Hemorrhagic septicemic Pasteurella infection is an infectious disease caused by hemorrhagic septicemic Pasteurella that predominantly involves the skin, also known as Pasteurella. The disease can present as skin abscesses, chronic respiratory infections, and sepsis, with limited skin abscesses being the most common type of infection. Redness, swelling, pain and tenderness appear in the wound within a few hours of the animal bite, and the skin lesion rapidly enlarges, breaks down, and discharges grayish-yellow, bloody pus from one or more sinus tracts, accompanied by significant pain and tenderness.

Etiology

The bacterium is widely distributed in the respiratory and intestinal tracts of many domestic or wild animals as part of the normal flora of the orofacial region of cats, dogs, and rats, and can cause hemorrhagic septicemia when host resistance is lowered.
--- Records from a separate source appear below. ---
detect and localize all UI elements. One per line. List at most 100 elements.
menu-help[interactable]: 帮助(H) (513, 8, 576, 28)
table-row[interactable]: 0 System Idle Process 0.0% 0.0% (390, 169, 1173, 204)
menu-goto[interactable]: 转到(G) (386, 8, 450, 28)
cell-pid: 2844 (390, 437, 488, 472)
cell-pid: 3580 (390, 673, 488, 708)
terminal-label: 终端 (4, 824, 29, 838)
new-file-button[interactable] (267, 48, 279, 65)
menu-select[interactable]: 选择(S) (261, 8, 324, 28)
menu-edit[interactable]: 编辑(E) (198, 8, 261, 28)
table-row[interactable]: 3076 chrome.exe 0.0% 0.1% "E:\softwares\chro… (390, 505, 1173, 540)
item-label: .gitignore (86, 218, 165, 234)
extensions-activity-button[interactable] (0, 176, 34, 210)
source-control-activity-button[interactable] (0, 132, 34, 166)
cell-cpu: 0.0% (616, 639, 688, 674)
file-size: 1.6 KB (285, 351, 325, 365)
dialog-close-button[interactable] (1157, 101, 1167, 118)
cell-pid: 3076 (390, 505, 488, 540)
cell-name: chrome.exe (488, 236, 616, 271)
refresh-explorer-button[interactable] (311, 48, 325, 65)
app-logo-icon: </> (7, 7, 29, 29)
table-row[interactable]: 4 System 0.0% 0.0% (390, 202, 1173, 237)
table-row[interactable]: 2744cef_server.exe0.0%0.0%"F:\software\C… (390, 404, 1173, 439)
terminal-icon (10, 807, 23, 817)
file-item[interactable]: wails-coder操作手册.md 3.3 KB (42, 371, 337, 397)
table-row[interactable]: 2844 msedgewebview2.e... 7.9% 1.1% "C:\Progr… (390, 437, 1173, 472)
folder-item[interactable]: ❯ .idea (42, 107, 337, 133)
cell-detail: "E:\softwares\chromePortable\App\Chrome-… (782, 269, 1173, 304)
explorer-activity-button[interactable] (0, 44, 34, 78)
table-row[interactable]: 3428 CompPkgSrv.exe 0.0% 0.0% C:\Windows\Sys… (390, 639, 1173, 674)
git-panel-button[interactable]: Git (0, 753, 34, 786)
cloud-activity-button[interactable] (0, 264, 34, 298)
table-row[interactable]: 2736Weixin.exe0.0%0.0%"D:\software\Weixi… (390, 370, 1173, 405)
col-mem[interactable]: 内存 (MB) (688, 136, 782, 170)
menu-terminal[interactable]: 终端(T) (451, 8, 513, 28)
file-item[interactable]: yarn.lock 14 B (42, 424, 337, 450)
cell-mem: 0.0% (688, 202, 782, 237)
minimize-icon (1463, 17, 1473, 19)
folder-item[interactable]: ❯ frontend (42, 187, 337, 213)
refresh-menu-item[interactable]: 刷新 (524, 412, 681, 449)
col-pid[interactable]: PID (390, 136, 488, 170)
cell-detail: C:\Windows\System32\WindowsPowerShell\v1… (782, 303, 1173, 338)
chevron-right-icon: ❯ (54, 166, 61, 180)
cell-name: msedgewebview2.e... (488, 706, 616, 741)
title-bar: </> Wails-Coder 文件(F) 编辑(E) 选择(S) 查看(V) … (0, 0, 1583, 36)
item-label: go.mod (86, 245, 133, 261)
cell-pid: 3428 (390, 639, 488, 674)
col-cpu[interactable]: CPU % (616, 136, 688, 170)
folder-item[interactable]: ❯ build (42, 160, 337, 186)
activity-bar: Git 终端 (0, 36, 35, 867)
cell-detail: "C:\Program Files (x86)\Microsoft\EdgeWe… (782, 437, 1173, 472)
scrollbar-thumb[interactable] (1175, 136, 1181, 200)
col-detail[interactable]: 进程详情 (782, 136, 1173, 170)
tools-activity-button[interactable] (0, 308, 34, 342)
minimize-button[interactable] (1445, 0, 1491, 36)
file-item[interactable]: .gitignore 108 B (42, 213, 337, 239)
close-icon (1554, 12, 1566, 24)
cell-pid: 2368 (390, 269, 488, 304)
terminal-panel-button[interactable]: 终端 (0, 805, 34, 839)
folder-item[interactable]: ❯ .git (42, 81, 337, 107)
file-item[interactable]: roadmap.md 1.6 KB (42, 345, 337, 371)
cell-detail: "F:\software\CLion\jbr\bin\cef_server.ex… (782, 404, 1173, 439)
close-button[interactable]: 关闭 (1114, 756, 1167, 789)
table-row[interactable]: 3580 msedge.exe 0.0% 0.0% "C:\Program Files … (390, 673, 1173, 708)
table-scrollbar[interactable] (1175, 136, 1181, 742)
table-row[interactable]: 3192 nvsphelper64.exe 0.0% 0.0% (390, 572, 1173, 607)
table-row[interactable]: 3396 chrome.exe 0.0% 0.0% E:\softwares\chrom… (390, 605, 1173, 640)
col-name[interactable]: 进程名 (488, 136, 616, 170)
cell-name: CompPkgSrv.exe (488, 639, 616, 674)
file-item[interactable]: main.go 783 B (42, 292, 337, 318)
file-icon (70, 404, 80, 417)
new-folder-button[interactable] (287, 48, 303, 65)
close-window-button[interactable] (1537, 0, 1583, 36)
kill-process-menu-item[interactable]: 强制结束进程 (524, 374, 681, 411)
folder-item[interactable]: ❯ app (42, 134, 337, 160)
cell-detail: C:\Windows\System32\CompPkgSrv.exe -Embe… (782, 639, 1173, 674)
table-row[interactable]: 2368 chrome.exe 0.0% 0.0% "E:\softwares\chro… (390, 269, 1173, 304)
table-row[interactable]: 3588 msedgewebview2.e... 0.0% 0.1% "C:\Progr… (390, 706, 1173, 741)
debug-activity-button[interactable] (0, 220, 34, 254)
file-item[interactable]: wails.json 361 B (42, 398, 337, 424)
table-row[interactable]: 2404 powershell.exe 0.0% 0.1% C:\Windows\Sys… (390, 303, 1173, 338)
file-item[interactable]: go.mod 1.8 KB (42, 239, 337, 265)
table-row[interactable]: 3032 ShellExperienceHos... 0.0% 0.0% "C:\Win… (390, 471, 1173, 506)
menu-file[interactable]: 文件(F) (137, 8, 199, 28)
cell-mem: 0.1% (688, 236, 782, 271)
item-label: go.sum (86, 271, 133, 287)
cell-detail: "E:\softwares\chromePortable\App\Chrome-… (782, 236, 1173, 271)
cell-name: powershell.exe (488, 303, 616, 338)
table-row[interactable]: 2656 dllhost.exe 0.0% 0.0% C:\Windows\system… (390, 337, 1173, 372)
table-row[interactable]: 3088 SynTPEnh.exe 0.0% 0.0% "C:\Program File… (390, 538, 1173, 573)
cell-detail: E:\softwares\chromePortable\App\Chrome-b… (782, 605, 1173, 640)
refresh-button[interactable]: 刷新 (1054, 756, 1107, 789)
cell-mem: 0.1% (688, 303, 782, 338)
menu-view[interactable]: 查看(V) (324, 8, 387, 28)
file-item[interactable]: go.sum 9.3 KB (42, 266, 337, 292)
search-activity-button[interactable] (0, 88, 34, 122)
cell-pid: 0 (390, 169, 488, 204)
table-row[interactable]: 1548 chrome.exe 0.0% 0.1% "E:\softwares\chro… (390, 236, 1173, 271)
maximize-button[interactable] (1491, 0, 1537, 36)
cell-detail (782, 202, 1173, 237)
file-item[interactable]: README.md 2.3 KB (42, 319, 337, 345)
Most human infections develop after being bitten or scratched by cats, dogs or other animals.

Symptoms.

The disease may present as skin abscesses, chronic respiratory infections, and sepsis, with limited skin abscesses being the most common type of infection. Redness, swelling, pain and tenderness appear in the wound within a few hours after the animal bite, and the skin lesion rapidly enlarges, breaks down, and discharges grayish-yellow, bloody pus from one or more sinus tracts, accompanied by marked pain and tenderness. The lesions mostly occur on the buttocks and lower legs. In some cases, the infected wounds are deep enough to cause osteomyelitis, synovitis, and in a few cases, sepsis. The bacterium can cause upper respiratory tract infections, including sinusitis, otitis media, mastoiditis, epiglottitis, and pharyngitis. Patients with underlying lung disease are predisposed to a combination of lower respiratory tract infections and develop pneumonia, lung abscesses, and pyothorax.

Examination

Bacteriologic examination of pus or body fluids is primarily performed.

Diagnosis

Based primarily on history and bacteriologic examination of pus or body fluids. Riesling and Giemsa stains enhance bipolar staining.

Treatment

Systemic use of penicillin and tetracycline with careful debridement and tetanus prophylaxis. Doxycycline may be used if allergic to penicillin. Abscesses are incised and drained.